Wildlife Conservation

A Paradise under Attack

Hunting Cameroon

Is it possible to explain hunting, or wildlife conservation for that matter, to someone who has never set foot in Africa? I have tried many times. Sometimes I have even had the impression that I have succeeded, that my arguments have resonated with my interrogators, although I have always felt a sense of incompleteness at the end of what sometimes became heated debates. 

I remember the first time one of my best friends set foot in our Faro Conservancy in Cameroon. I had shown him hundreds of photos and dozens of films beforehand and we had spent hours debating African conservation and hunting during seemingly endless evenings together. I thought I could invite him into my world without any surprises and yet, I will always remember his reaction there on the banks of the Faro River, after the four-hour 4×4 drive from Ngaoundere airport to our ZIC 18 “EDEN” camp. 

On the way in, we spotted some magnificent Western kob, a few Western oribi, a herd of Western hartebeest that quickly disappeared from view as if swallowed by the ocean of long grass – characteristic of the beginning of the dry season – and finally, a young male Western roan that froze a few dozen meters from the vehicle before reclaiming its solitude.

We finally arrived at the camp parking area. My friend opened the vehicle’s door, lowered a single foot to the ground and froze immediately as a committee of trackers and camp staff came out to greet us. I saw his eyes begin to water and a tear slowly roll down his cheek. Overcome by emotion, he sat back down inside the vehicle. “What’s going on?”, I asked. He replied, “After all those hours discussing Africa, after all those years, after all those images, I was still light-years away from imagining it.” And still, he had not seen anything yet. 

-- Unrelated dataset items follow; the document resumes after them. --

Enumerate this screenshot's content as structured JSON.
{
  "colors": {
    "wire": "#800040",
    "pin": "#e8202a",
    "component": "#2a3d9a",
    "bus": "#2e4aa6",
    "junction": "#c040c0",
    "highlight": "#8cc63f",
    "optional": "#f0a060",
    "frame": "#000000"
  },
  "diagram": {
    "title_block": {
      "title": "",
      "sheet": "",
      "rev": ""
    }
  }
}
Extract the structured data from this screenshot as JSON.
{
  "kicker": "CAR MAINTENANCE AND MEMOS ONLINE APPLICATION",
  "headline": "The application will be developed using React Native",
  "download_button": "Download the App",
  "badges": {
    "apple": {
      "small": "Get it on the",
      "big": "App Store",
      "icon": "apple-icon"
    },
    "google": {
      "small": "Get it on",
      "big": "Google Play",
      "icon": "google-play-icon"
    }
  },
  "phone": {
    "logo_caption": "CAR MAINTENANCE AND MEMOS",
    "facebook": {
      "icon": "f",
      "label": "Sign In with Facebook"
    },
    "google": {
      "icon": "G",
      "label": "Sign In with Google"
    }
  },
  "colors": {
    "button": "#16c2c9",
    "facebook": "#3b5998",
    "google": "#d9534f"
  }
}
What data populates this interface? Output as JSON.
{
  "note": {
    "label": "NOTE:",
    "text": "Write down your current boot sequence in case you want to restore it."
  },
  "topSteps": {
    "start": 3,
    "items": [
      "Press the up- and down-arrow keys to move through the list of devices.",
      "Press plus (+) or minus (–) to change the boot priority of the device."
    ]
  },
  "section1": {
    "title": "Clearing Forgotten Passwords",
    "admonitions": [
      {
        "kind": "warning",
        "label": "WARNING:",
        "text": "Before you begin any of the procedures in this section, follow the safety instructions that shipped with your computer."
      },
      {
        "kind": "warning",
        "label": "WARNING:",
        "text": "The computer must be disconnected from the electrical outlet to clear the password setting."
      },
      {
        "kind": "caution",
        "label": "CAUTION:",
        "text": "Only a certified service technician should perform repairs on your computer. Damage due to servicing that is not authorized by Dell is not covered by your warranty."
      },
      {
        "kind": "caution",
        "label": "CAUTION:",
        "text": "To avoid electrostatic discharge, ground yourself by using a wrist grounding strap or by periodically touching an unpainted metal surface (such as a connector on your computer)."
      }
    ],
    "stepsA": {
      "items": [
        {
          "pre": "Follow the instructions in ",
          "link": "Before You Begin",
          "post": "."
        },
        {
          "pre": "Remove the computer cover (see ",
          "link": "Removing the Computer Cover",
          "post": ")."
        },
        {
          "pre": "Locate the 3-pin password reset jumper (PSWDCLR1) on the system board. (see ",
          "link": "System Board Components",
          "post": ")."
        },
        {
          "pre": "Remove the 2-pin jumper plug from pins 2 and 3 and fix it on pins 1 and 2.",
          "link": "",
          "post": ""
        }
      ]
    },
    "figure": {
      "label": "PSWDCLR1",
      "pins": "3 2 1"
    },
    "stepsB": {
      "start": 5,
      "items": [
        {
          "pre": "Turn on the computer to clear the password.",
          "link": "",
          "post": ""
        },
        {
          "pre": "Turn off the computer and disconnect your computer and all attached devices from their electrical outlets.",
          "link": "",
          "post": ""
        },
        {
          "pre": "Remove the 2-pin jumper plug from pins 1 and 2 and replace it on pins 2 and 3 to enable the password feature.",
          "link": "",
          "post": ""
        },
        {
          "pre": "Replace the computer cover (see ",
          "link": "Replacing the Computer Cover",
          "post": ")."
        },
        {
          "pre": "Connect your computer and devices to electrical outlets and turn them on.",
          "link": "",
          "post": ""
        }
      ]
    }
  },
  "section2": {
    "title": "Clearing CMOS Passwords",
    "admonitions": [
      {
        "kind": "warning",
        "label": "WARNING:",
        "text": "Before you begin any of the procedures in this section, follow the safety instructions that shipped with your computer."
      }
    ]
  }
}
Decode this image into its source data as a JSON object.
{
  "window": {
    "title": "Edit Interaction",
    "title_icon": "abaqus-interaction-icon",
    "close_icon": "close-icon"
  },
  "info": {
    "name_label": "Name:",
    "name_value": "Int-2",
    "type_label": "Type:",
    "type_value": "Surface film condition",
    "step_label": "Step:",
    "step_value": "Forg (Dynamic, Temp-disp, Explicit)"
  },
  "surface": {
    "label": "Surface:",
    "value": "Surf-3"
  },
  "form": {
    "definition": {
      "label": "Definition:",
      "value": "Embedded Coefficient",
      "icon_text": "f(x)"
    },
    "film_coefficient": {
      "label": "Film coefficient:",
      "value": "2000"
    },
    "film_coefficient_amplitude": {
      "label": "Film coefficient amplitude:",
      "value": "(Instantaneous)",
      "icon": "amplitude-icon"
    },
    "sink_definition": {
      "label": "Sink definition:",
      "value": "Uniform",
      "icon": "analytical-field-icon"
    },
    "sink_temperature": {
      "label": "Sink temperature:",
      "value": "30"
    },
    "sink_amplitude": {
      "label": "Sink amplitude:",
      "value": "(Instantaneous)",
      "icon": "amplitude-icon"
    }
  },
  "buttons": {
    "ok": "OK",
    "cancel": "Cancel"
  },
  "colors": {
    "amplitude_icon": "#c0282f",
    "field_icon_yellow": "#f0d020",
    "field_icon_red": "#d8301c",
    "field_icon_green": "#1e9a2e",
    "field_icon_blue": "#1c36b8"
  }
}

That moment was a trigger for me. We cannot just talk about hunting or wildlife conservation, we must live it, show it, share it. That is how I came to create our Conservation Trips in 2022—to enable those who want to join our team in the field and to help us practically—to take part in one of the greatest battles of our century. Not only have these trips become an unforgettable and unique experience, but they’ve also become a tool to educate people – both anti- and pro-hunters – and to show them the complex yet essential dynamics which exist in the closely linked ethoses of hunting and conservation. And so, each season, we started to host three week-long sessions for four participants per group. Stefano Badini Confalonieri, was part of the inaugural Conservation Trip. Here is his testimonial, arranged in English by Scott Engel.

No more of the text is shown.